Integrantes do primeiro escalão do governo Lula comemoraram a decisão do ministro do Supremo Tribunal Federal (STF) André Mendonça nesta quarta-feira, 29, que limitou os efeitos da lei das “saidinhas”. Mendonça decidiu que as restrições impostas pelo Congresso às saídas temporárias de presos não devem afetar os detentos que já cumprem pena. Ou seja, somente as pessoas detidas após a promulgação da lei não terão o direito de deixar o cárcere temporariamente.
A nova lei proibiu a saída temporária ou o trabalho externo para quem foi condenado por crime hediondo ou cometido com grave ameaça. Mendonça afirmou, contudo, a legislação só pode retroagir caso beneficie o réu.
“Assim, entendo pela impossibilidade de retroação da Lei nº 14.836, de 2024, no que toca à limitação aos institutos da saída temporária e trabalho externo para alcançar aqueles que cumprem pena por crime crime hediondo ou com violência ou grave ameaça contra pessoa — no qual se enquadra o crime de roubo —, cometido anteriormente à sua edição”, argumentou o ministro, em decisão de terça-feira.
Enquanto isso, o Planalto descarta judicializar o assunto para não gerar uma nova crise com o Congresso, mas aguarda um partido aliado entrar com uma ação na Corte, como maneira de anular a medida sem a digital do Executivo.
A leitura no Ministério da Justiça, por exemplo, é de que a decisão de Mendonça posterga os efeitos da lei aprovada pelo Congresso por “no mínimo dez anos”. Interlocutores na pasta explicam que as pessoas atingidas pelo fim das saidinhas só poderiam requisitar o benefício após o trânsito em julgado da condenação e a progressão de regime – dois trâmites demorados no sistema de Justiça.
Além disso, a decisão de Mendonça é vista como um aval para que os juízes de execução penal continuem a atuar da mesma forma.
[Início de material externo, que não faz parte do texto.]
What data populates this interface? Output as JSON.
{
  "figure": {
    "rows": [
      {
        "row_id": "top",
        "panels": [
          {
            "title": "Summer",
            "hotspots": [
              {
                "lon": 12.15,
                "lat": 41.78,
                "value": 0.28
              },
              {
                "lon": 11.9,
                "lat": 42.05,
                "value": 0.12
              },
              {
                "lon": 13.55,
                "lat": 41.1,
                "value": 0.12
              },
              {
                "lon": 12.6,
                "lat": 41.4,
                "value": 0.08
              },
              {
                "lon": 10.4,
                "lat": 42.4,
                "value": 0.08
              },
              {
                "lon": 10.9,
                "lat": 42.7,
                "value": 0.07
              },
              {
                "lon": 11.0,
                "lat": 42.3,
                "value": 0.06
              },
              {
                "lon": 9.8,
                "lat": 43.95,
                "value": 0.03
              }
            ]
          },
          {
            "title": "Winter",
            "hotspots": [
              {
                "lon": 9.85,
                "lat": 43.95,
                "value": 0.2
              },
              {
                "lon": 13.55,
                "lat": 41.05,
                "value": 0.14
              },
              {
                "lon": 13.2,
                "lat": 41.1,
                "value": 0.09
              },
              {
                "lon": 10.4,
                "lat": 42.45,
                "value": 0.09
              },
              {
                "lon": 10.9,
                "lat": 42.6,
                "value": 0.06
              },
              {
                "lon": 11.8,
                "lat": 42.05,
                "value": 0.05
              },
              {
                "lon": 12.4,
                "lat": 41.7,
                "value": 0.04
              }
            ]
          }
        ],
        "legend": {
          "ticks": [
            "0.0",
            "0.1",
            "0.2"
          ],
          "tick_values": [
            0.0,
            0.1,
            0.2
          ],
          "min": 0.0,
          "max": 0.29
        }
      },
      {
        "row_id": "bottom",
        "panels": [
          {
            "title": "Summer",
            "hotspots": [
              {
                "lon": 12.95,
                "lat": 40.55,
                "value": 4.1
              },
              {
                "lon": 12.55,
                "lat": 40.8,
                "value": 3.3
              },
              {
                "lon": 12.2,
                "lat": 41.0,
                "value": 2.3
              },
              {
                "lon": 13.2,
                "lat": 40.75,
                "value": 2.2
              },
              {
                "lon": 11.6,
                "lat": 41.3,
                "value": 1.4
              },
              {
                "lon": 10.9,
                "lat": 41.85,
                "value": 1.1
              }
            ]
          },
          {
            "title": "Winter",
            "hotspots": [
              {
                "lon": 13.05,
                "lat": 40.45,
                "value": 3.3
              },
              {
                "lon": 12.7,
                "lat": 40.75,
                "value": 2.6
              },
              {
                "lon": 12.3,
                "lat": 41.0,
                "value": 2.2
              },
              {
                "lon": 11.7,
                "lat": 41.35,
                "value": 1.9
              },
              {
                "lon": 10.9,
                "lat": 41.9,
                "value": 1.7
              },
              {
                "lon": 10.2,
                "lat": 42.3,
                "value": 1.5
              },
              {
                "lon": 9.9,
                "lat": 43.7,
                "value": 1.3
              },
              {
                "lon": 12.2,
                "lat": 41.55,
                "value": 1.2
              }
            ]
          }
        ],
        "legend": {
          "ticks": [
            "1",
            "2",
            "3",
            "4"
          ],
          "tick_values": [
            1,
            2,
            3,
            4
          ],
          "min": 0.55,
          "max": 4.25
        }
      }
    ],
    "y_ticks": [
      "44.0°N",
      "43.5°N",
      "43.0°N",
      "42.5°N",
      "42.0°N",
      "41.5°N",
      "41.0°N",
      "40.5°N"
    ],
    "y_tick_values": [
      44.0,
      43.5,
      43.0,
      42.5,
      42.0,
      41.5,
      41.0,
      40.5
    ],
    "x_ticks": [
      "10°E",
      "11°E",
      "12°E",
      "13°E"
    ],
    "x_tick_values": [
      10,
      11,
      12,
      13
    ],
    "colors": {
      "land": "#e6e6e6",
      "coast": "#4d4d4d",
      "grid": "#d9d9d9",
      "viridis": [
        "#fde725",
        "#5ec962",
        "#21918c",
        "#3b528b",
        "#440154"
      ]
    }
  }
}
São esses magistrados que decidem quais presos se enquadram nas regras de uso das saidinhas. O primeiro escalão do governo Lula também vê o despacho do ministro como um indicativo de como o STF deve julgar o tema – de forma moderada, como defende o Planalto – caso seja provocado por questões mais amplas.
Apesar de o PSOL estudar protocolar uma Ação de Descumprimento de Preceito Fundamental (ADPF) para derrubar o fim da saidinha, a expectativa dos ministros do governo é que entidades como a Ordem dos Advogados do Brasil (OAB) e a Defensoria Pública da União recorram à Justiça.
Entenda mudança na legislação
A lei que mudou as regras sobre as saídas temporárias foi aprovado pela Câmara em março, um mês após passar pelo Senado. No mês seguinte, o presidente Luiz Inácio Lula da Silva vetou um ponto central do texto: a autorização para presos de saírem da cadeia para visitar a família. Esse veto foi derrubado na terça-feira pelo Congresso, e essa restrição também passa a valer.
Lula sancionou outros três pontos do projeto: o que obriga a realização de exame criminológico para a progressão de regime; o que impõe o uso de tornozeleira nas “saidinhas”; e o que proíbe o benefício para quem cometeu crimes hediondos. Essas restrições, portanto, já estão em vigor desde abril.
Especialistas ouvidos pelo GLOBO após o projeto de lei avançar no Senado, em fevereiro, já haviam divergido sobre o efeito para quem já estava na cadeia. A discordância existe devido a uma interpretação sobre se o que foi alterado é o Código Penal em si — o que não permitia a retroatividade — ou apenas a Lei de Execuções Penais.